Chase Simmons, Polsinelli Shughart

Chase Simmons just knew he wanted to become a litigator, wading into courtroom battle to dazzle jurors and judges and deliver a little justice. But trial lawyers spend a lot more time outside of court than in it, and Simmons found another venue for those same skills of persuasion: In the chambers of city councils and standing before municipal zoning boards. Result? His mug might be the most familiar face of real-estate development law in KC these days. Simmons has been on a streak of prominent developmental deals, drawing on his expertise in public financing. When tax money is involved, the projects tend to be big-ticket. Simmons’ name surfaced in recent reports about the long-festering West Edge project abutting the Country Club Plaza, but it’s a project that his team at Polsinelli Shughart has also been working on for 2 years.

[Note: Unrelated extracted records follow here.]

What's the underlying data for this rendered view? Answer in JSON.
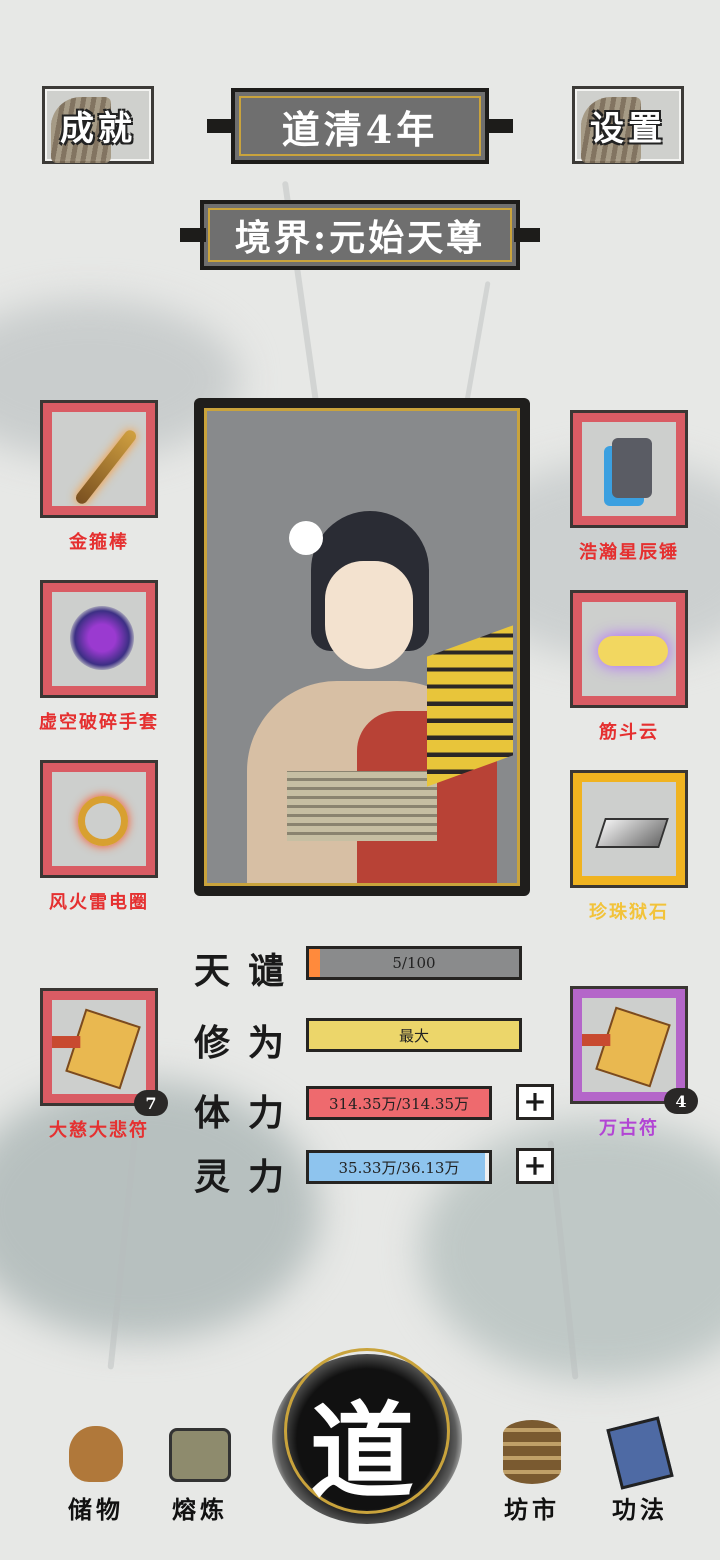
{
  "header": {
    "achievements_label": "成就",
    "settings_label": "设置",
    "year_label": "道清4年",
    "realm_label": "境界:元始天尊"
  },
  "equipment": {
    "left": [
      {
        "name": "金箍棒",
        "icon": "staff-icon",
        "rarity": "red"
      },
      {
        "name": "虚空破碎手套",
        "icon": "glove-icon",
        "rarity": "red"
      },
      {
        "name": "风火雷电圈",
        "icon": "ring-icon",
        "rarity": "red"
      }
    ],
    "right": [
      {
        "name": "浩瀚星辰锤",
        "icon": "hammer-icon",
        "rarity": "red"
      },
      {
        "name": "筋斗云",
        "icon": "cloud-icon",
        "rarity": "red"
      },
      {
        "name": "珍珠狱石",
        "icon": "stone-icon",
        "rarity": "gold"
      }
    ]
  },
  "talismans": [
    {
      "name": "大慈大悲符",
      "count": "7",
      "icon": "talisman-icon",
      "rarity": "red"
    },
    {
      "name": "万古符",
      "count": "4",
      "icon": "talisman-icon",
      "rarity": "purple"
    }
  ],
  "stats": [
    {
      "label": "天谴",
      "value": "5/100",
      "fill": 0.05,
      "color": "#ff8a3c",
      "track": "#8a8b8c"
    },
    {
      "label": "修为",
      "value": "最大",
      "fill": 1.0,
      "color": "#ecd66a",
      "track": "#ecd66a"
    },
    {
      "label": "体力",
      "value": "314.35万/314.35万",
      "fill": 1.0,
      "color": "#ee6a6e",
      "track": "#ee6a6e"
    },
    {
      "label": "灵力",
      "value": "35.33万/36.13万",
      "fill": 0.978,
      "color": "#8ec4ee",
      "track": "#f0f0f0"
    }
  ],
  "add_label": "+",
  "nav": {
    "storage": "储物",
    "smelt": "熔炼",
    "dao": "道",
    "market": "坊市",
    "skills": "功法"
  },
  "colors": {
    "item_red": "#e53030",
    "item_gold": "#f2c33a",
    "item_purple": "#b244d4",
    "frame_gold": "#c9a33c"
  }
}
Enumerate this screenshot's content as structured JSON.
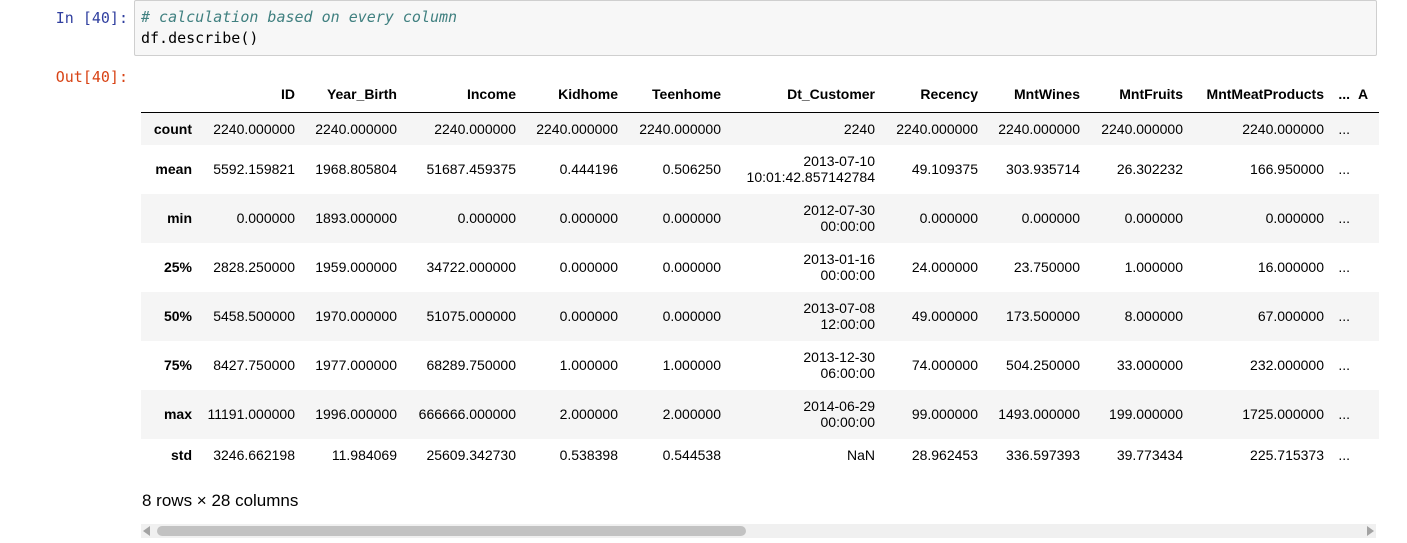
{
  "cell": {
    "in_prompt": "In [40]:",
    "out_prompt": "Out[40]:",
    "code": [
      "# calculation based on every column",
      "df.describe()"
    ]
  },
  "table": {
    "index_header": "",
    "columns": [
      "ID",
      "Year_Birth",
      "Income",
      "Kidhome",
      "Teenhome",
      "Dt_Customer",
      "Recency",
      "MntWines",
      "MntFruits",
      "MntMeatProducts",
      "...",
      "A"
    ],
    "rows": [
      {
        "label": "count",
        "cells": [
          "2240.000000",
          "2240.000000",
          "2240.000000",
          "2240.000000",
          "2240.000000",
          [
            "2240"
          ],
          "2240.000000",
          "2240.000000",
          "2240.000000",
          "2240.000000",
          "...",
          ""
        ]
      },
      {
        "label": "mean",
        "cells": [
          "5592.159821",
          "1968.805804",
          "51687.459375",
          "0.444196",
          "0.506250",
          [
            "2013-07-10",
            "10:01:42.857142784"
          ],
          "49.109375",
          "303.935714",
          "26.302232",
          "166.950000",
          "...",
          ""
        ]
      },
      {
        "label": "min",
        "cells": [
          "0.000000",
          "1893.000000",
          "0.000000",
          "0.000000",
          "0.000000",
          [
            "2012-07-30",
            "00:00:00"
          ],
          "0.000000",
          "0.000000",
          "0.000000",
          "0.000000",
          "...",
          ""
        ]
      },
      {
        "label": "25%",
        "cells": [
          "2828.250000",
          "1959.000000",
          "34722.000000",
          "0.000000",
          "0.000000",
          [
            "2013-01-16",
            "00:00:00"
          ],
          "24.000000",
          "23.750000",
          "1.000000",
          "16.000000",
          "...",
          ""
        ]
      },
      {
        "label": "50%",
        "cells": [
          "5458.500000",
          "1970.000000",
          "51075.000000",
          "0.000000",
          "0.000000",
          [
            "2013-07-08",
            "12:00:00"
          ],
          "49.000000",
          "173.500000",
          "8.000000",
          "67.000000",
          "...",
          ""
        ]
      },
      {
        "label": "75%",
        "cells": [
          "8427.750000",
          "1977.000000",
          "68289.750000",
          "1.000000",
          "1.000000",
          [
            "2013-12-30",
            "06:00:00"
          ],
          "74.000000",
          "504.250000",
          "33.000000",
          "232.000000",
          "...",
          ""
        ]
      },
      {
        "label": "max",
        "cells": [
          "11191.000000",
          "1996.000000",
          "666666.000000",
          "2.000000",
          "2.000000",
          [
            "2014-06-29",
            "00:00:00"
          ],
          "99.000000",
          "1493.000000",
          "199.000000",
          "1725.000000",
          "...",
          ""
        ]
      },
      {
        "label": "std",
        "cells": [
          "3246.662198",
          "11.984069",
          "25609.342730",
          "0.538398",
          "0.544538",
          [
            "NaN"
          ],
          "28.962453",
          "336.597393",
          "39.773434",
          "225.715373",
          "...",
          ""
        ]
      }
    ]
  },
  "summary": "8 rows × 28 columns",
  "scrollbar": {
    "position_fraction": 0.0,
    "visible_fraction": 0.49
  }
}
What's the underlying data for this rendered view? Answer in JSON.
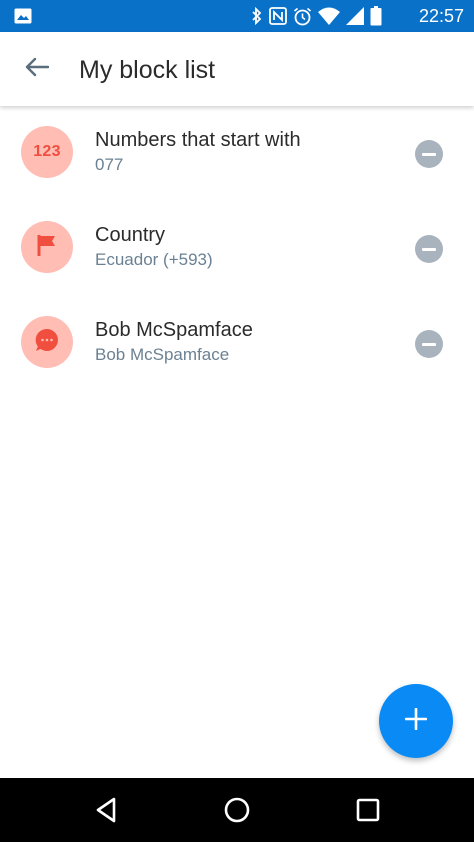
{
  "status_bar": {
    "time": "22:57",
    "icons": [
      "image-icon",
      "bluetooth-icon",
      "nfc-icon",
      "alarm-icon",
      "wifi-icon",
      "signal-icon",
      "battery-icon"
    ],
    "background": "#0a71c9"
  },
  "app_bar": {
    "title": "My block list",
    "back_icon": "arrow-back-icon"
  },
  "block_list": [
    {
      "avatar_text": "123",
      "avatar_icon": "numbers-icon",
      "title": "Numbers that start with",
      "subtitle": "077"
    },
    {
      "avatar_text": "",
      "avatar_icon": "flag-icon",
      "title": "Country",
      "subtitle": "Ecuador (+593)"
    },
    {
      "avatar_text": "",
      "avatar_icon": "message-icon",
      "title": "Bob McSpamface",
      "subtitle": "Bob McSpamface"
    }
  ],
  "colors": {
    "accent": "#0a8af5",
    "avatar_bg": "#ffbdb4",
    "avatar_fg": "#f04e3e",
    "remove_button": "#a8b3bd",
    "subtitle": "#6b8193"
  },
  "fab": {
    "icon": "plus-icon"
  },
  "nav_bar": {
    "icons": [
      "nav-back-icon",
      "nav-home-icon",
      "nav-recents-icon"
    ]
  }
}
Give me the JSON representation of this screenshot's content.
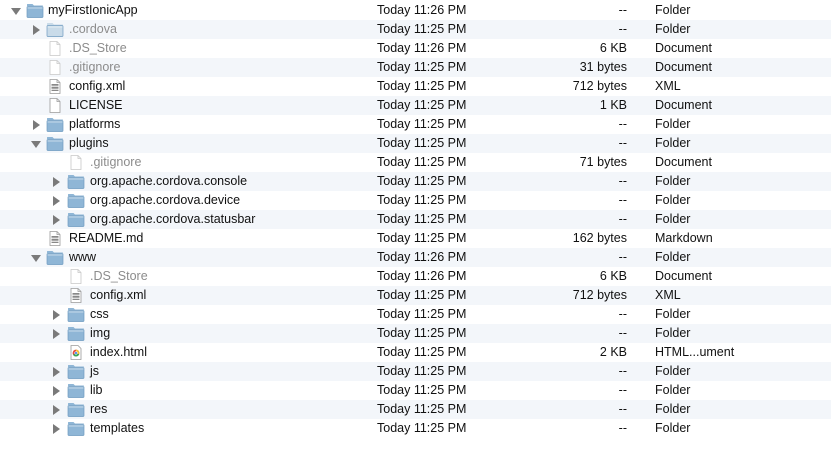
{
  "rows": [
    {
      "name": "myFirstIonicApp",
      "date": "Today 11:26 PM",
      "size": "--",
      "kind": "Folder",
      "level": 0,
      "disclosure": "open",
      "icon": "folder-icon",
      "dim": false
    },
    {
      "name": ".cordova",
      "date": "Today 11:25 PM",
      "size": "--",
      "kind": "Folder",
      "level": 1,
      "disclosure": "closed",
      "icon": "folder-icon",
      "dim": true
    },
    {
      "name": ".DS_Store",
      "date": "Today 11:26 PM",
      "size": "6 KB",
      "kind": "Document",
      "level": 1,
      "disclosure": "none",
      "icon": "blank-document-icon",
      "dim": true
    },
    {
      "name": ".gitignore",
      "date": "Today 11:25 PM",
      "size": "31 bytes",
      "kind": "Document",
      "level": 1,
      "disclosure": "none",
      "icon": "blank-document-icon",
      "dim": true
    },
    {
      "name": "config.xml",
      "date": "Today 11:25 PM",
      "size": "712 bytes",
      "kind": "XML",
      "level": 1,
      "disclosure": "none",
      "icon": "text-document-icon",
      "dim": false
    },
    {
      "name": "LICENSE",
      "date": "Today 11:25 PM",
      "size": "1 KB",
      "kind": "Document",
      "level": 1,
      "disclosure": "none",
      "icon": "blank-document-icon",
      "dim": false
    },
    {
      "name": "platforms",
      "date": "Today 11:25 PM",
      "size": "--",
      "kind": "Folder",
      "level": 1,
      "disclosure": "closed",
      "icon": "folder-icon",
      "dim": false
    },
    {
      "name": "plugins",
      "date": "Today 11:25 PM",
      "size": "--",
      "kind": "Folder",
      "level": 1,
      "disclosure": "open",
      "icon": "folder-icon",
      "dim": false
    },
    {
      "name": ".gitignore",
      "date": "Today 11:25 PM",
      "size": "71 bytes",
      "kind": "Document",
      "level": 2,
      "disclosure": "none",
      "icon": "blank-document-icon",
      "dim": true
    },
    {
      "name": "org.apache.cordova.console",
      "date": "Today 11:25 PM",
      "size": "--",
      "kind": "Folder",
      "level": 2,
      "disclosure": "closed",
      "icon": "folder-icon",
      "dim": false
    },
    {
      "name": "org.apache.cordova.device",
      "date": "Today 11:25 PM",
      "size": "--",
      "kind": "Folder",
      "level": 2,
      "disclosure": "closed",
      "icon": "folder-icon",
      "dim": false
    },
    {
      "name": "org.apache.cordova.statusbar",
      "date": "Today 11:25 PM",
      "size": "--",
      "kind": "Folder",
      "level": 2,
      "disclosure": "closed",
      "icon": "folder-icon",
      "dim": false
    },
    {
      "name": "README.md",
      "date": "Today 11:25 PM",
      "size": "162 bytes",
      "kind": "Markdown",
      "level": 1,
      "disclosure": "none",
      "icon": "text-document-icon",
      "dim": false
    },
    {
      "name": "www",
      "date": "Today 11:26 PM",
      "size": "--",
      "kind": "Folder",
      "level": 1,
      "disclosure": "open",
      "icon": "folder-icon",
      "dim": false
    },
    {
      "name": ".DS_Store",
      "date": "Today 11:26 PM",
      "size": "6 KB",
      "kind": "Document",
      "level": 2,
      "disclosure": "none",
      "icon": "blank-document-icon",
      "dim": true
    },
    {
      "name": "config.xml",
      "date": "Today 11:25 PM",
      "size": "712 bytes",
      "kind": "XML",
      "level": 2,
      "disclosure": "none",
      "icon": "text-document-icon",
      "dim": false
    },
    {
      "name": "css",
      "date": "Today 11:25 PM",
      "size": "--",
      "kind": "Folder",
      "level": 2,
      "disclosure": "closed",
      "icon": "folder-icon",
      "dim": false
    },
    {
      "name": "img",
      "date": "Today 11:25 PM",
      "size": "--",
      "kind": "Folder",
      "level": 2,
      "disclosure": "closed",
      "icon": "folder-icon",
      "dim": false
    },
    {
      "name": "index.html",
      "date": "Today 11:25 PM",
      "size": "2 KB",
      "kind": "HTML...ument",
      "level": 2,
      "disclosure": "none",
      "icon": "html-document-icon",
      "dim": false
    },
    {
      "name": "js",
      "date": "Today 11:25 PM",
      "size": "--",
      "kind": "Folder",
      "level": 2,
      "disclosure": "closed",
      "icon": "folder-icon",
      "dim": false
    },
    {
      "name": "lib",
      "date": "Today 11:25 PM",
      "size": "--",
      "kind": "Folder",
      "level": 2,
      "disclosure": "closed",
      "icon": "folder-icon",
      "dim": false
    },
    {
      "name": "res",
      "date": "Today 11:25 PM",
      "size": "--",
      "kind": "Folder",
      "level": 2,
      "disclosure": "closed",
      "icon": "folder-icon",
      "dim": false
    },
    {
      "name": "templates",
      "date": "Today 11:25 PM",
      "size": "--",
      "kind": "Folder",
      "level": 2,
      "disclosure": "closed",
      "icon": "folder-icon",
      "dim": false
    }
  ],
  "colors": {
    "row_alt": "#f3f6fa",
    "folder": "#8fb6d6",
    "folder_dim": "#c9dbe9",
    "dim_text": "#8c8c8c"
  }
}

They’re tackling the tax-increment financing portion of the project, now getting back on track after years of inactivity. More than a project, the site will become the new headquarters for his firm. But the task has also been a valuable compass for his work, he said. “It was like a lot of other projects, you look at it and think, ‘Boy, this is never going to work.’ The thing that always helped me and my team get through it is focusing on what’s the goal, not having any preconceived notions about how you get there.”

Successful people in business, he said, realize that the world is moving so fast, with so much uncertainty, that if you try to use a template for every solution, you’ll be very disappointed. Also framing his world view is the idea that, especially with public funds involved, stewardship matters. “I think about this a lot,” he said. “We only want to work on things we can be proud of, something that will have social utility and economic value.” You don’t always get to pick your clients in law, he said, but within his specialty, there’s freedom to decide which projects the firm lends its name to. ‘When I sit down with policy-makers, with city staff, I’m always hunting for three things,” he says: “One, are you accomplishing a priority as a city? Two, do you really need government assistance? And three, are you doing it in a way that reduces the risk to the government and the taxpayer and the unintended consequences? If you hit all three, you usually can make a good case that it’s a good product and one that will wear pretty well.”